Some of these lesbians were openly gay upon entering the camp. “During the previous Weimar [Republic] period, lesbianism and other forms of liberal lifestyles had been allowed and flourished,” said Helm. “When the Nazis came in, they cracked down on them.” Others, she said, were desperate for close friendships due to their daily hardships. In many cases, those alliances became sexual, facilitated, in part, by the tight sleeping quarters.

The women also sought refuge in different camp “families.” These included the Russian Red Army POWs, led by the courageous Yevgenia Lazarevna Klemm, who ordered her clan to march across the camp with heads held high and to reject the guards’ offers of preferential treatment if they became their camp spies. “Don’t break the circle,” Klemm entreated of her “girls,” who sabotaged the military equipment they were forced to make in a plant near the camp, because they knew it could be used against Russian troops.

“She had the strength of character to keep them together,” said Helm, who was deeply moved when she uncovered Klemm’s story. A beloved history teacher before the war, Klemm survived the camp only to commit suicide in postwar Russia. The Stalinist regime harassed her repeatedly and ultimately forbade her from teaching, her greatest joy.

Helm also discovered details about prisoner Elsa Krug, a prostitute from Düsseldorf. Even their fellow inmates wrote off the prostitutes as “lost souls” whom they never took the time to get to know. Yet Krug held power as a kapo—a prisoner who supervised other inmates. She ran the work gang in the camp’s kitchen supplies cellar, which afforded her the opportunity to smuggle out much-needed food for others. She disobeyed orders by refusing to beat her fellow inmates and was gassed to death as a result.

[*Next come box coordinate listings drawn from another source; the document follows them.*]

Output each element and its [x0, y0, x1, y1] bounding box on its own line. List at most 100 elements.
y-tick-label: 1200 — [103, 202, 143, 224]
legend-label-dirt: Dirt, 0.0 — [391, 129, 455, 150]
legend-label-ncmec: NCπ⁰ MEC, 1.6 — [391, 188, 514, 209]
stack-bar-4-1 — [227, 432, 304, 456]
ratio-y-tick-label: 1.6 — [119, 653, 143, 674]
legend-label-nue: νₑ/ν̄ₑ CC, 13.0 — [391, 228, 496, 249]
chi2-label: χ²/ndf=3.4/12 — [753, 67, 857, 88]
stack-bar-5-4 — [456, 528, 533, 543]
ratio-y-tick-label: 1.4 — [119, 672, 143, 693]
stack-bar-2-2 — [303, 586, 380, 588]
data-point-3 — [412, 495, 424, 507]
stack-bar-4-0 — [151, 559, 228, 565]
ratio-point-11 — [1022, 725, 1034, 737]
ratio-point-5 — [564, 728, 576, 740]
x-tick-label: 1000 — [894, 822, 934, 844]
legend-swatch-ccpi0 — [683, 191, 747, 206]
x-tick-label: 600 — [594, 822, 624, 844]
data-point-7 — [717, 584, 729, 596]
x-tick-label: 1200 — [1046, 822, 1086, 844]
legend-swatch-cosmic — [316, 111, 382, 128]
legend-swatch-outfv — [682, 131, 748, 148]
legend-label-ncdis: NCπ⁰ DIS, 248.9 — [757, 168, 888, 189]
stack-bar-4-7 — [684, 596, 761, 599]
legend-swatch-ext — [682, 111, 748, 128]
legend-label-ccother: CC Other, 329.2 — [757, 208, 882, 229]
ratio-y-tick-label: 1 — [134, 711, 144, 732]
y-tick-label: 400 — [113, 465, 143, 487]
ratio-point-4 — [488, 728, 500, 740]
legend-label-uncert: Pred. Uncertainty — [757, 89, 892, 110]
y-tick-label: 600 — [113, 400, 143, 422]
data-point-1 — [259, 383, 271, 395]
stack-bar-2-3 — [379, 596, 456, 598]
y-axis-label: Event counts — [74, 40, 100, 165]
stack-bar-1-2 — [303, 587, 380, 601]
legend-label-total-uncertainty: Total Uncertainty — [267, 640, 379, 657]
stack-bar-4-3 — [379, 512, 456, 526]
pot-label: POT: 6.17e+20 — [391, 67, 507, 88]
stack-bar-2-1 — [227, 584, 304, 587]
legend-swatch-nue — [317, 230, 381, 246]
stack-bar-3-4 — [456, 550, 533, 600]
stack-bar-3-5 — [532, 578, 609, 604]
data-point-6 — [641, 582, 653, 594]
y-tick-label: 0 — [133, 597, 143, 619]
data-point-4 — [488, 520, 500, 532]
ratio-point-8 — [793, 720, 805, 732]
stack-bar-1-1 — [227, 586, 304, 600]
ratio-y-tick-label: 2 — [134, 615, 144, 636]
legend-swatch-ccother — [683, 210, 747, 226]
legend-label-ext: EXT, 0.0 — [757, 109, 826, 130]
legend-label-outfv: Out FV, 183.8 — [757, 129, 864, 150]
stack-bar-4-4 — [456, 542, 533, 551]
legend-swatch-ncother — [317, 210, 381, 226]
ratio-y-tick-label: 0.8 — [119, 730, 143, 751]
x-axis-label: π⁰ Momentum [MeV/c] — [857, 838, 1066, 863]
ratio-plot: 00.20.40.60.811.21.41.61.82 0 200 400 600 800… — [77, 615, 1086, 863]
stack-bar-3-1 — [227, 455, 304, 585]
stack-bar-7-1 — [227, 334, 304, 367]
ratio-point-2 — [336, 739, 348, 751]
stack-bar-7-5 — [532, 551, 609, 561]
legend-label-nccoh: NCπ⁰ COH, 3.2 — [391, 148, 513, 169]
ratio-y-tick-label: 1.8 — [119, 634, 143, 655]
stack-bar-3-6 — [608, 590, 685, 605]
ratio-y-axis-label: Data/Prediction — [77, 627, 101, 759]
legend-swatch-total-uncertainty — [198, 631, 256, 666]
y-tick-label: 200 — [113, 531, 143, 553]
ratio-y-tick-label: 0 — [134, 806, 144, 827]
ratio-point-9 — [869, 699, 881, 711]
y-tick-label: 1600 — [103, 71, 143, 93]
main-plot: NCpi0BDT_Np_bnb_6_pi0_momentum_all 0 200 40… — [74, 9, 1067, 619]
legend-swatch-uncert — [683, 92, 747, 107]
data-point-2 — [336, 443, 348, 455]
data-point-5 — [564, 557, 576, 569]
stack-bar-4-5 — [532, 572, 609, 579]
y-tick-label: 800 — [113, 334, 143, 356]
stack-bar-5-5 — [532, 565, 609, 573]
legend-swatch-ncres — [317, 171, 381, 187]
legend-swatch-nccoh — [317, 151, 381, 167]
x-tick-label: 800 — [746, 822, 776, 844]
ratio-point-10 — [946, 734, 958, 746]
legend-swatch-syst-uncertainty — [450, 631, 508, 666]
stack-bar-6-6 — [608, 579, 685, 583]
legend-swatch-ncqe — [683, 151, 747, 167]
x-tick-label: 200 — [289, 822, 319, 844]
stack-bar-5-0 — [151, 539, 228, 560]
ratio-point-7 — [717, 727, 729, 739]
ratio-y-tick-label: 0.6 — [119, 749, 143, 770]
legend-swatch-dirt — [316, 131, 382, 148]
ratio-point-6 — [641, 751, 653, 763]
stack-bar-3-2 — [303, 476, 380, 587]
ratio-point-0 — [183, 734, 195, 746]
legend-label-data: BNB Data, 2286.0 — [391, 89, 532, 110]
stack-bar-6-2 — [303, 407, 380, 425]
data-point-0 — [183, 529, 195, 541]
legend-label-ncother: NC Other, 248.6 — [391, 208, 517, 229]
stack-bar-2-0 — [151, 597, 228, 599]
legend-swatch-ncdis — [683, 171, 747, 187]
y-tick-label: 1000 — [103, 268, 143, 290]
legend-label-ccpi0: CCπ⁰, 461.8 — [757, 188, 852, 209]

The stories of the camp prostitutes were only uncovered in the mid-’90s, said Helm. “Nobody wrote about the tragic cases of these young women, who were taken off the streets of Germany and killed or left to die in the camps.” She pointed out that none of the prostitutes were called to give evidence at the Hamburg War Crimes trials or at any later trials.

Other heroines emerge in Helm’s narrative, including the brave Polish “rabbits”—women who were mutilated in medical experiments at the camp’s “hospital.” In some operations, deep wounds were made to the women’s legs, which were then deliberately infected with bacteria. Drugs were then tested for their efficacy in healing the swollen, pus-filled limbs.

One rabbit, Krysia Czyz, used urine as invisible ink in the margins of the censored letters she sent to inform her family, and the Polish underground, of the unspeakable suffering in the camp. Miraculously, a clandestine radio station operating from Britain broadcast Czyz’s reports. The International Committee of the Red Cross in Geneva also received the information—as it did other news about the camps—but the organization refused to intervene. Helm found evidence of this in the files of a small museum of the Polish underground located in Northwest London.

Asked how she was able to write about such atrocities, Helm said, “It wasn’t so much the atrocity that was the problem, it was the sadness.” She cites the babies born in the camp and then deliberately starved to death. “That was the most painful of all. The extraordinary joy these women had when their babies were born and then how they watched them die. That was almost unwrite-able,” Helm said. “In fact, I haven’t written everything I read about.”